Audrey Assad has become one of the more successful contemporary Christian artists of the past few years. Drawing from the same stream as Brooke Fraser, Matt Maher and Sara Groves, Assad's music has range—honesty and worship, praise and suffering. Her first album won the iTunes Christian Breakthrough Album of the Year in 2010.

Now Assad's career is set for a big shift. Having left Sparrow Records, Assad has turned to Kickstarter to fund a new record and a new vision along with it—to move from Christian pop solos towards worship music meant for the whole church to sing. Judging by the Kickstarter response, which exceeded her goal in the first few days of the project, there's an audience, or better yet congregation, ready and waiting.

Patrick Stafford spoke to Assad about the project and what it means for her career.

What prompted the shift from your seemingly successful, label-based career to going independent?

My record label contract came to an end recently, for various reasons. It caused me to take a look and take stock at why I've had the success I've had, both commercially and artistically.

I wanted to engage with the fans in a more measurable way. They are the ones who make the art possible and sustainable, and Kickstarter provides a really great way to connect with them.

Could you go into why the relationship with the label ended?

[Sparrow] were really good to me while I was there. They gave me a lot of creative freedom for a label, and were supporting me artistically, but ultimately I think we had different ideas about what it meant to make records and market them. We parted on good terms.

A lot of people don't know how the economics work for artists. On this record label I've sold over 100,000 records, which for a new artist today is pretty good. But the amount of work it's taken to sustain any kind of living has been massive, partially because my income is split in so many directions. Management, business management, the label, and the publisher all have to take a piece of that.

I've sold what appears to be a healthy amount of records, but I didn't really make anyone a lot of money. The actual economics of what it takes for them to have a profitable investment in me is a lot more records than that.

I'm coming out of this record in a modest financial position, which is fine, I've made a living. But I'm hoping that giving the fans a bigger role will mean the economics of the art will be better.

What's the specific vision for the Kickstarter project?

My husband and I have always had a dream to facilitate arts in the church. We'd like to start a label that would resource the church with music for praise and worship, and mass and liturgies, not only do that with my music, but also with other artists who are in the mainstream but want to help the church.

We're hoping the first album would be mine, and then in turn go to someone else, to people who might be doing pop music and want to do an album of hymns, for instance. But first we just aim to fund the first record.

Are you critiquing what's popular in worship music right now?

I would say it's more organic than that. I'm a Catholic, though I wasn't always Catholic. I was raised in the Plymouth Brethren. We sang only hymns, with no instruments. I learned in that environment to sing full voice and harmonize. If the congregation didn't sing then nothing happened. But now I've been influenced by worship from the ancient church, and that has been really enriching for me.

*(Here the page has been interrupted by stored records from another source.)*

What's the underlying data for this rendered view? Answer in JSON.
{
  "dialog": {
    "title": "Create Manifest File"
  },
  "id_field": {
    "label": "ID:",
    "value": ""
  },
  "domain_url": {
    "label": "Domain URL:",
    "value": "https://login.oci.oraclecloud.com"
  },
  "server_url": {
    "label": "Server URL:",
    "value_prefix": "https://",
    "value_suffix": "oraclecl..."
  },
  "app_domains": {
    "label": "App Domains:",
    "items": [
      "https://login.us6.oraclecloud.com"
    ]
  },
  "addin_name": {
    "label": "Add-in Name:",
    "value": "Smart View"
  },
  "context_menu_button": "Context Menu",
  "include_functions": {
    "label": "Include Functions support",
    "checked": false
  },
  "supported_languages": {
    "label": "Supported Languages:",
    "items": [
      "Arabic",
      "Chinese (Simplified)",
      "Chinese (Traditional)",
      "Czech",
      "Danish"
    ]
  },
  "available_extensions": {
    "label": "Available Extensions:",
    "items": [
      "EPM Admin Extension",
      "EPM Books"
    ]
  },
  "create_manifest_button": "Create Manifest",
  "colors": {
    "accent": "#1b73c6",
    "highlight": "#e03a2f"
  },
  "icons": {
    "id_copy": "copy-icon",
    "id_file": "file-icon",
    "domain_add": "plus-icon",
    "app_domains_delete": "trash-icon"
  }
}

I think what will be good for the church is if I pour everything I've received from these traditions into what I do. I don't think it's a critique. I would really prefer to learn from the wealth of richness in these traditions, both Protestant and Catholic. I've benefited from them as a person and I want to give that gift to others.

So how do you go about doing that? What makes a "good" worship song, so to speak?

Writing a helpful and useful, beautiful corporate worship song is something I have to work harder at than other things I write. It's an intricate balance between approachability and depth, and thoughtfulness and art. You can have a song that can be approachable and not deep, but if it's deep and not approachable it's not necessarily any good for a corporate setting.

My favorite worship songs are the ones that both cause me to think and give me a place to respond. That's what happens when you take old hymns and add a chorus. It makes you think and gives you space. But ultimately I want to make music that smells sweet, that is anointed—and that's what I spend a lot of time praying for.